For recreational players, this same mindset applies. When you’re facing a team that’s clearly better than you, don’t go into the match without a plan. Discuss with your partner how you’re going to approach the game. Agree that you’re going to be more aggressive than normal. Give each other permission to take risks and possibly make more errors than you typically would. Just having that conversation and agreement can reduce anxiety and help both of you play freer.
When Not to Use This Strategy
It’s worth noting that this aggressive, chaos-embracing approach isn’t appropriate for every situation. If you’re playing opponents who are only slightly better than you, the traditional emphasis on consistency and patience might still be your best bet. The skill gap needs to be significant enough that you genuinely don’t think you can beat them playing a controlled, conventional game.
Similarly, if you’re the better team, this is not the strategy to employ. When you have the skill advantage, you want long rallies. You want controlled exchanges. You want the point to extend for as many shots as possible because each additional shot is another opportunity for your superior skills to manifest. If you’re the favorite, embrace patience and consistency.
The aggressive approach is specifically for when you’re clearly outmatched and need to change the fundamental nature of the game to give yourself a chance. It’s about recognizing that the conventional playbook doesn’t apply when there’s a significant skill disparity.
Learning from the Pros
What makes Navratil’s insight valuable isn’t that it’s a secret technique unknown to other players. Many experienced competitors understand this principle intuitively. What’s valuable is hearing a top professional articulate it clearly and explain the reasoning behind it.
Too often, recreational players try to emulate what they see pros doing without understanding the context. They see professionals engaging in long dinking rallies and assume that’s always the right approach. But professionals aren’t in situations where they’re massively outmatched very often. When they are—when a lower-ranked team plays the number one seeds—you often see exactly what Navratil describes: more aggressive play, more attempts to speed up the ball, more risks taken.

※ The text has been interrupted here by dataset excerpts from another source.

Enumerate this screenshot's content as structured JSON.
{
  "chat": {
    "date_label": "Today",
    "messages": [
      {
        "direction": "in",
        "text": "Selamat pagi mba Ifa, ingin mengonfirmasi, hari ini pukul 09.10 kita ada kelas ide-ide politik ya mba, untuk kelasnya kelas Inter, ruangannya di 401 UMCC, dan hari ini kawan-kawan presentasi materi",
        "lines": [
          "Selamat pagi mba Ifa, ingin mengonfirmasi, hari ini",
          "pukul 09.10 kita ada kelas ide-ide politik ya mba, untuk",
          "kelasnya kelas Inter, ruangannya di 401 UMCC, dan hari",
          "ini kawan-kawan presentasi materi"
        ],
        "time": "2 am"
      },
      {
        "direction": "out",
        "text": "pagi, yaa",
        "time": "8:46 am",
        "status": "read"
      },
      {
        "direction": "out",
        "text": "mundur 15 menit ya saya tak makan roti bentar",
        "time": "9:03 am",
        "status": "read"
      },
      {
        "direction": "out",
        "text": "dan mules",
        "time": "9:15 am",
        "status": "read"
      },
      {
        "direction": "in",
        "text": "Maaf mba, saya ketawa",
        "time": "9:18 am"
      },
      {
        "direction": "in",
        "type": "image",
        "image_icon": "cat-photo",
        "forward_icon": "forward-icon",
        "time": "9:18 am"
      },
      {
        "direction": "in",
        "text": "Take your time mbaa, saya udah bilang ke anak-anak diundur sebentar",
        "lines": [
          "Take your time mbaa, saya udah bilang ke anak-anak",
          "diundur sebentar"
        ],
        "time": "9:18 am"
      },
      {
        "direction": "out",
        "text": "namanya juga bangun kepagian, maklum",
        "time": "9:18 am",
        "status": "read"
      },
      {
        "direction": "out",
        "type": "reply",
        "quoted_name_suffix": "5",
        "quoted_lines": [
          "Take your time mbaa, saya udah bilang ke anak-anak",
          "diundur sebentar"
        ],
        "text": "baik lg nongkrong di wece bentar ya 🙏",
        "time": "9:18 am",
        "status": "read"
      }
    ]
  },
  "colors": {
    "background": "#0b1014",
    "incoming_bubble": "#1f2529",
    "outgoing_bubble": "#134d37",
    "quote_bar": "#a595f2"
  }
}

By understanding the strategic reasoning behind these choices, recreational players can make better decisions about when to employ different styles of play. Pickleball isn’t a one-size-fits-all game. The best strategy depends on the specific matchup, the skill levels involved, and an honest assessment of your chances playing different styles.
The Takeaway
The core lesson from Navratil’s experience is simple but profound: when you’re facing significantly better opponents, don’t try to beat them at their own game. Instead, change the game itself. Introduce randomness, chaos, and aggression. Shorten points. Speed up the ball. Create situations where quick reactions matter more than refined technique.
Will this guarantee victory? Of course not. Navratil and Hovenier didn’t beat Johns and Tardio, and you probably won’t beat that team that’s two levels above you at your club. But you’ll give yourself a better chance than if you try to methodically out-dink and out-execute players who are simply more skilled than you.
More importantly, you’ll walk off the court knowing you had a plan and gave yourself the best possible chance to compete. You’ll have played proactive rather than reactive pickleball. And you’ll have learned something about strategic thinking that extends beyond any single match.
Pickleball, like any sport, rewards not just skill but also intelligent strategy. Sometimes the smartest strategy is to make the game a little less skillful and a little more chaotic. When you’re the underdog, chaos is your friend. Embrace it, and see what happens. The odds might still be against you, but they’ll be a lot better than if you try to beat a superior team at what they do best.